Беседовал Александр ГАМОВ

"Комсомольская правда", 24 декабря 2009 г.

Интервью 2010

Газета для думающих людей

"Литературная газета" - издание с уникальной историей, чьи корни растут из вольного пушкинского духа. 180 лет - серьезный возраст. Но эта газета, не старея, живет со страной третий век. В эти юбилейные дни "МК" побеседовал с нынешним, 33-м главным редактором "ЛГ" Юрием Поляковым.

- Юрий Михайлович, известно, что газету задумали и издавали Дельвиг вместе с Пушкиным и Вяземским. Какой тогда была "ЛГ"?

- Идея литературного издания, в котором могли бы выступать единомышленники, возникла у Пушкина и Дельвига еще в Царскосельском лицее. Только в тысяча восемьсот тридцатом они наконец получили разрешение на издание газеты. Она была под жестким наблюдением Третьего отделения и в итоге была закрыта по распоряжению Бенкендорфа, который, впрочем, по некоторым сведениям, помогал изданию деньгами. Газета несла идею "свободного консерватизма с опорой на национальные ценности", поэтому были нападки со стороны, как официальных патриотов, так и либералов-западников. Когда газета была восстановлена в тысяча девятьсот двадцать девятом по инициативе Горького, то ее позицию снова можно было назвать "свободным консерватизмом": "ЛГ" была открыта всем направлениям, пыталась установить связь с дореволюционными ценностями. Расцвет пришелся на времена Александра Чаковского, с конца шестидесятых тираж был шесть с половиной миллионов. В девяностые тираж резко упал: газета отказалась от традиционной для себя открытости всем направлениям, был сделан упор на либерализм без берегов. И наш читатель, не любящий моноидеологий, охладел к ней. В две тысячи первом я возглавил газету, и прежде всего мы отказались от либеральной моноидеологии, вернувшись к "свободному консерватизму", и снова стали газетой для думающих людей. Тираж пошел вверх. Сейчас он свыше ста тысяч.

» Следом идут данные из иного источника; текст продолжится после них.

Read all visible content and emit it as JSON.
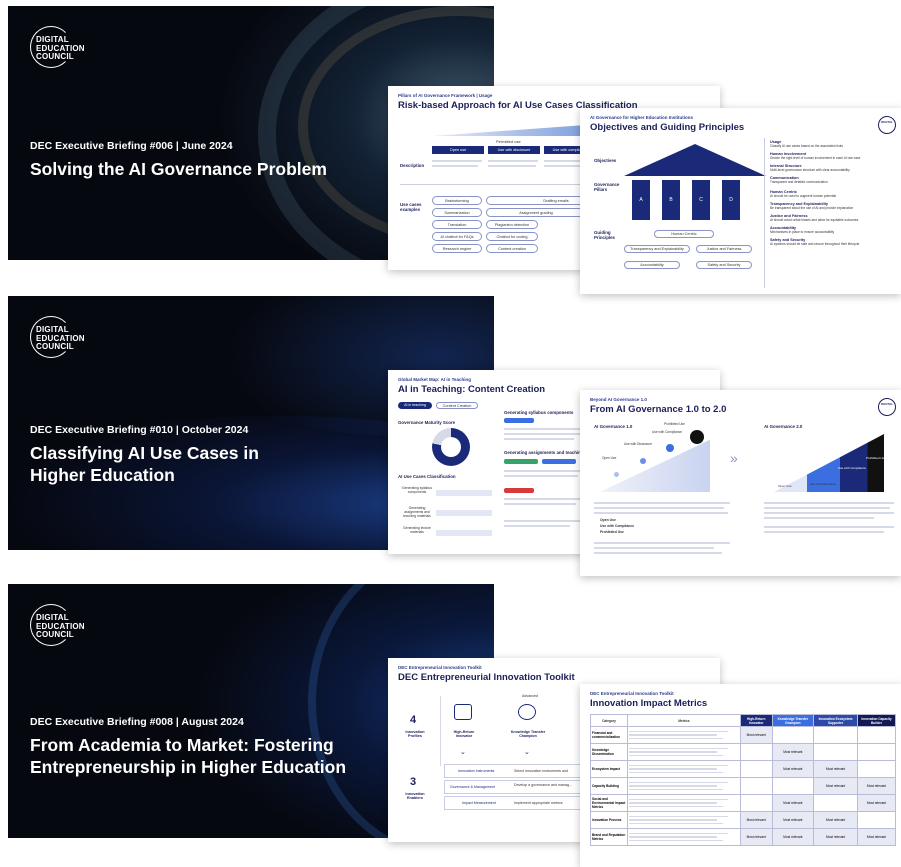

- А что вы вкладываете в понятие "свободный консерватизм"? В России-то?

- Максимальная широта в подходе и верность традициям. Мы в какой-то степени вернулись в пушкинскую эпоху, у нас есть государственный официальный консерватизм. А есть свободный, независимый консерватизм авторов "ЛГ".

- Вся задача возрождения "ЛГ" легла на вас. Что было самым трудным?

- Восстановить жанр дискуссии. К примеру, очень яркой была дискуссия по ЕГЭ, дело кончилось тем, что я перестал быть членом совета при министре образования. У нас даже в "шапке" была фраза "Умом Фурсенко не понять". Решение Госдумы о совершенствовании ЕГЭ случилось не без нашей помощи.

- Я полагаю, есть и другие последствия публикаций в "ЛГ". Я имею в виду нападение на вашу жену в Переделкине.